Indentured Servitude: This is where individuals agreed to work for a set period of time, usually for a specific purpose such as paying off a debt, in exchange for certain benefits.
"Slavery was established throughout European colonization in the Americas. From 1526, during the early colonial period, it was practiced in what became Britain's colonies, including the Thirteen Colonies that formed the United States."
"Under the law, an enslaved person was treated as property that could be bought, sold, or given away."
"Slavery lasted in about half of U.S. states until abolition in 1865..."
" ...issues concerning slavery seeped into every aspect of national politics, economics, and social custom."
"...many of slavery's economic and social functions were continued through segregation, sharecropping, and convict leasing."
"By the time of the American Revolutionary War (1775–1783), the status of enslaved people had been institutionalized as a racial caste associated with African ancestry."
"The role of slavery under the United States Constitution (1789) was the most contentious issue during its drafting."
"Although the creators of the Constitution never used the word 'slavery,' the final document, through the three-fifths clause, gave slave owners disproportionate political power by augmenting the congressional representation and the Electoral College votes of slaveholding states."

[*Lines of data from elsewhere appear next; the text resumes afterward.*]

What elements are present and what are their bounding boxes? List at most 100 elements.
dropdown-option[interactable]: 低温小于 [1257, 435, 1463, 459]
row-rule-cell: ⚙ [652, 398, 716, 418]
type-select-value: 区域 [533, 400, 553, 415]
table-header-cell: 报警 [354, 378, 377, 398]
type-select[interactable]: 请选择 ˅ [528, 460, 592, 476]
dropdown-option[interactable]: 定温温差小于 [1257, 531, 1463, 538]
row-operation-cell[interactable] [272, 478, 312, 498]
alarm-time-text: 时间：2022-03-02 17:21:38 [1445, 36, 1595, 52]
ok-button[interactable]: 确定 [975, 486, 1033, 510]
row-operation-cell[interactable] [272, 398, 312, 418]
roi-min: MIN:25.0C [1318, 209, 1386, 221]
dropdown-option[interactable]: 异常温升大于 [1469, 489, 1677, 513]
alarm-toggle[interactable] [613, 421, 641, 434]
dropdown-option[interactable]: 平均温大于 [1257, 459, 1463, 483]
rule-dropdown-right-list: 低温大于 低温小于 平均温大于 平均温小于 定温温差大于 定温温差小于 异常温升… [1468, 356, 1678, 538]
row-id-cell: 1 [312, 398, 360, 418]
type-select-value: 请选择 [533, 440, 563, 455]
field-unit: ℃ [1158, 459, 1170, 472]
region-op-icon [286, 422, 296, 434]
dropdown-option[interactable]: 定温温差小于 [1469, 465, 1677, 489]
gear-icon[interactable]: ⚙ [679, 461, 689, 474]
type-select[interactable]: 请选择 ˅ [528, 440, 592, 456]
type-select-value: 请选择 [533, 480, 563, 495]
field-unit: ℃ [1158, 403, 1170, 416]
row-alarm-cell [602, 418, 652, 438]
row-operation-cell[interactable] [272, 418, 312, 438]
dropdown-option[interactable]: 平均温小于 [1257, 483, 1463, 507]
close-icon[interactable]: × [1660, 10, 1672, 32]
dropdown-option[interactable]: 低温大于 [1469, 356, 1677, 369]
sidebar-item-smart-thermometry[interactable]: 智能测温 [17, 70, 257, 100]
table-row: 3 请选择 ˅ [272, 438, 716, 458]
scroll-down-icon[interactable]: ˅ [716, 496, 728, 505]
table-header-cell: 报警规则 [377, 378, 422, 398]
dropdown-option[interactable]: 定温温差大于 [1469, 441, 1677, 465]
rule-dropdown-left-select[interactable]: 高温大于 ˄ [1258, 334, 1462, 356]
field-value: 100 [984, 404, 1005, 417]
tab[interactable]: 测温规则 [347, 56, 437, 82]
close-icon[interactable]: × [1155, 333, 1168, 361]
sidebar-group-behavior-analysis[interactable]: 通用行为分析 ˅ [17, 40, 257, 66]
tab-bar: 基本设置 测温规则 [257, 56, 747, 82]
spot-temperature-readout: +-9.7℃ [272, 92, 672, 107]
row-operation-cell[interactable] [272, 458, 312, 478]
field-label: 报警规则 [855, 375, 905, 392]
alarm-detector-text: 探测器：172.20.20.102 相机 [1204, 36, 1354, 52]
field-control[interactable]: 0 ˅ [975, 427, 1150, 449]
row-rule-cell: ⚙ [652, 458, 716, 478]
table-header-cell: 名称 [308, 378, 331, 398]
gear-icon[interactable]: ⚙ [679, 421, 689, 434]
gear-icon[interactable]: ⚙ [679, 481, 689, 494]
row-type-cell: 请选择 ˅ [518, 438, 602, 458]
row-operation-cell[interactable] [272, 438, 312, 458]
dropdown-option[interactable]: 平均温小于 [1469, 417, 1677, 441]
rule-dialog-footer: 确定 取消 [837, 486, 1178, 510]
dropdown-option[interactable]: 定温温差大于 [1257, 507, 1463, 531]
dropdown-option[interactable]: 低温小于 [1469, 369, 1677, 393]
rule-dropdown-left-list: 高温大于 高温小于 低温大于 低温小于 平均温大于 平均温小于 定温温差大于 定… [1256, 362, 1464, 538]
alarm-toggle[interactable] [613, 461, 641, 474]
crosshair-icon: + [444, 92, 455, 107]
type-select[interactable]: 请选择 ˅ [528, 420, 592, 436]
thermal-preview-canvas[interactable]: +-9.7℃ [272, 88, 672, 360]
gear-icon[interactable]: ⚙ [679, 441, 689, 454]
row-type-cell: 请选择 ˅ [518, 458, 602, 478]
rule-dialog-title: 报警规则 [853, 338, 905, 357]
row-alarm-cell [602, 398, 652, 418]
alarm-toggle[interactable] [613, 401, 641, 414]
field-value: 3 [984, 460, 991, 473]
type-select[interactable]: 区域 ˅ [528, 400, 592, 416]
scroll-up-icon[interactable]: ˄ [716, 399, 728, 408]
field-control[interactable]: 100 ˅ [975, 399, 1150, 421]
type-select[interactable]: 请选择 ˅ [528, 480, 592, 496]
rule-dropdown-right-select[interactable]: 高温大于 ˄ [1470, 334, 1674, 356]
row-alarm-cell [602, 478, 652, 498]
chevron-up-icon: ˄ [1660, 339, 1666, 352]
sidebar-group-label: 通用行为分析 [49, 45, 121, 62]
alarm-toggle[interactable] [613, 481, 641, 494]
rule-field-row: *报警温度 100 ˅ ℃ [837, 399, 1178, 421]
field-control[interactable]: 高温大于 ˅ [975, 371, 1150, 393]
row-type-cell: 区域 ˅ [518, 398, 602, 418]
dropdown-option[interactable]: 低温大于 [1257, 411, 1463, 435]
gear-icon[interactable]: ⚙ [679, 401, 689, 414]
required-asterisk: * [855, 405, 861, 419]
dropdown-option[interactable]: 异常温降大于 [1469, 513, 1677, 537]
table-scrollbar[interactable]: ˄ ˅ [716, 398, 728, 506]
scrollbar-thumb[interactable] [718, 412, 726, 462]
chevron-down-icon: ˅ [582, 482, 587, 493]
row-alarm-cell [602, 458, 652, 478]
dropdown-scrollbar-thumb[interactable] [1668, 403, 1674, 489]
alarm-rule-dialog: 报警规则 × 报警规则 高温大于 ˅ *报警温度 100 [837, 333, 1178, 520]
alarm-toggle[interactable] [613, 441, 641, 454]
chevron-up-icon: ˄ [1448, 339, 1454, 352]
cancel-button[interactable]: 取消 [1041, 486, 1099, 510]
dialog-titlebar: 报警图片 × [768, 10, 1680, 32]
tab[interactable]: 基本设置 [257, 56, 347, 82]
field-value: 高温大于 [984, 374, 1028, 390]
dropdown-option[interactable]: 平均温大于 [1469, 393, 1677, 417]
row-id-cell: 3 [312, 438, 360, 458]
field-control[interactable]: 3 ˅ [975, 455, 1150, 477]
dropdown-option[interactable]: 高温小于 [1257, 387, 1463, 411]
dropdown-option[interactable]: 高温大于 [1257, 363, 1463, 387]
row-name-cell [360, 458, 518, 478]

"The Fugitive Slave Clause of the Constitution... provided that, if a slave escaped to another state, the other state had to return the slave to his or her master. This clause was implemented by the Fugitive Slave Act of 1793, passed by Congress."
"All Northern states had abolished slavery in some way by 1805..."
"The rapid expansion of the cotton industry in the Deep South after the invention of the cotton gin greatly increased demand for slave labor."
"The total slave population in the South eventually reached four million."
"The United States became ever more polarized over the issue of slavery, split into slave and free states."
"When Abraham Lincoln won the 1860 election on a platform of halting the expansion of slavery, seven slave states seceded to form the Confederacy."
"...on April 12, 1861, the Civil War began when Confederate forces attacked the U.S. Army's Fort Sumter in Charleston, South Carolina."
"Due to Union measures such as the Confiscation Acts and the Emancipation Proclamation, the war effectively ended slavery in most places."
"After the Union victory, the Thirteenth Amendment to the United States Constitution was ratified on December 6, 1865..."
"...prohibiting 'slavery [and] involuntary servitude, except as a punishment for crime.'"
"...after the end of Reconstruction in 1877, many of slavery's economic and social functions were continued through segregation, sharecropping, and convict leasing."